Eye Phenotypes and SEM Analysis

Flies were crossed and maintained at 25 °C. SEM images were analyzed by SUPRA 55VP (Carl Zeiss) in a variable pressure secondary electron mode.

Muscle Section and Mitochondria Staining

The samples embedded in Spurr's resin were trimmed and sectioned from the lateral side of the thorax (at a thickness of 4 mm and between 200 and 350 mm in depth), and the serial sections were then stained with toluidine blue dye. For streptavidin staining, fly thoraces after fixation were cut in half by dissecting vertically along the bristles in the middle of the thorax. Approximately 10 thoraces of 3- or 45-day-old flies were observed in light microscopy (Leica) for each genotype.

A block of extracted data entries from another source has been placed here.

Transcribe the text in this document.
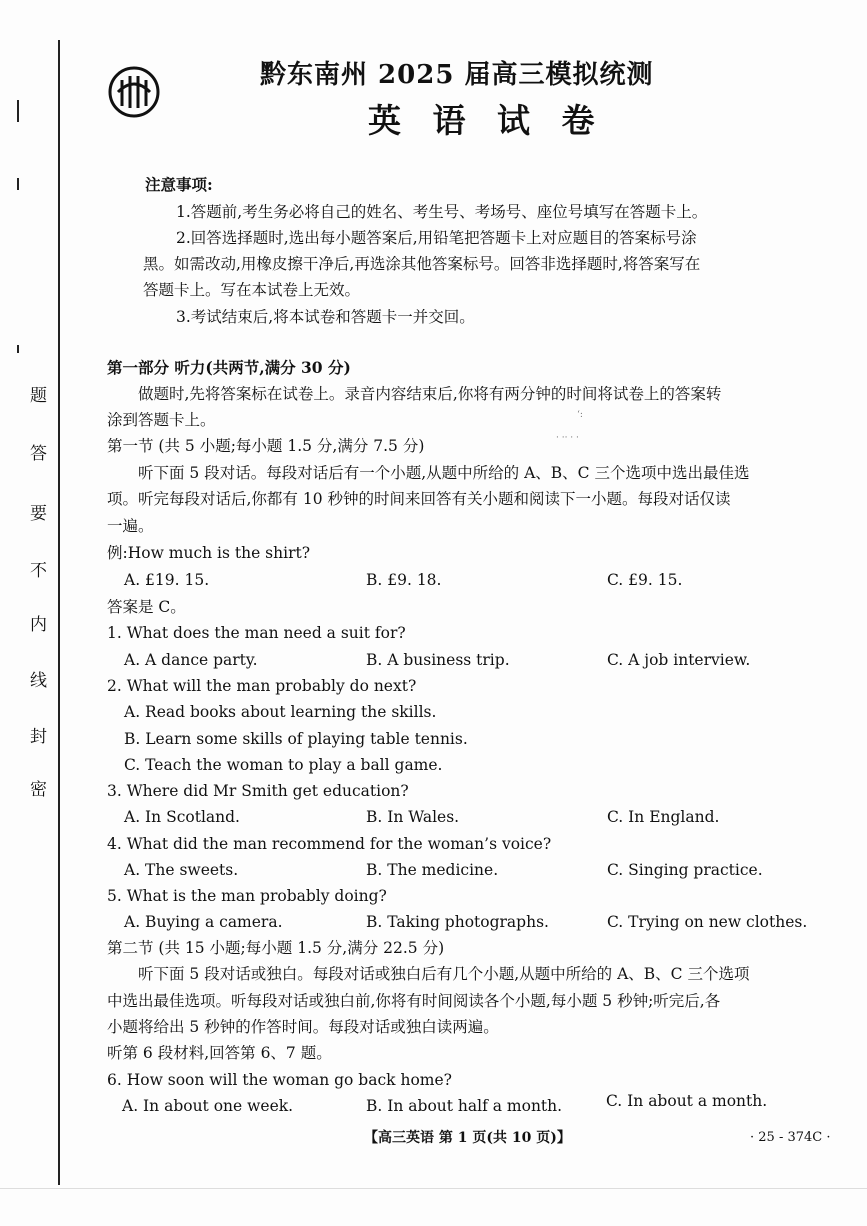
题
答
要
不
内
线
封
密
黔东南州 2025 届高三模拟统测
英 语 试 卷
注意事项:
1.答题前,考生务必将自己的姓名、考生号、考场号、座位号填写在答题卡上。
2.回答选择题时,选出每小题答案后,用铅笔把答题卡上对应题目的答案标号涂
黑。如需改动,用橡皮擦干净后,再选涂其他答案标号。回答非选择题时,将答案写在
答题卡上。写在本试卷上无效。
3.考试结束后,将本试卷和答题卡一并交回。
第一部分 听力(共两节,满分 30 分)
做题时,先将答案标在试卷上。录音内容结束后,你将有两分钟的时间将试卷上的答案转
涂到答题卡上。
第一节 (共 5 小题;每小题 1.5 分,满分 7.5 分)
听下面 5 段对话。每段对话后有一个小题,从题中所给的 A、B、C 三个选项中选出最佳选
项。听完每段对话后,你都有 10 秒钟的时间来回答有关小题和阅读下一小题。每段对话仅读
一遍。
例:How much is the shirt?
A. £19. 15.	B. £9. 18.	C. £9. 15.
答案是 C。
1. What does the man need a suit for?
A. A dance party.	B. A business trip.	C. A job interview.
2. What will the man probably do next?
A. Read books about learning the skills.
B. Learn some skills of playing table tennis.
C. Teach the woman to play a ball game.
3. Where did Mr Smith get education?
A. In Scotland.	B. In Wales.	C. In England.
4. What did the man recommend for the woman’s voice?
A. The sweets.	B. The medicine.	C. Singing practice.
5. What is the man probably doing?
A. Buying a camera.	B. Taking photographs.	C. Trying on new clothes.
第二节 (共 15 小题;每小题 1.5 分,满分 22.5 分)
听下面 5 段对话或独白。每段对话或独白后有几个小题,从题中所给的 A、B、C 三个选项
中选出最佳选项。听每段对话或独白前,你将有时间阅读各个小题,每小题 5 秒钟;听完后,各
小题将给出 5 秒钟的作答时间。每段对话或独白读两遍。
听第 6 段材料,回答第 6、7 题。
6. How soon will the woman go back home?
A. In about one week.	B. In about half a month.	C. In about a month.
ʻ:
· ·· · ·
【高三英语 第 1 页(共 10 页)】	· 25 - 374C ·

Quantification of Wing Phenotypes of Flies

For quantification, the percentages of male flies with normal wings at 3 or 45 days were measured (n > 100).

ATP Assay

ATP assays were carried out as previously described (33). The quantitative levels of ATP were measured (n > 5).

Behavioral Assays

Flight assays were performed as previously described with 3- or 45-day-old males (n > 30) (33).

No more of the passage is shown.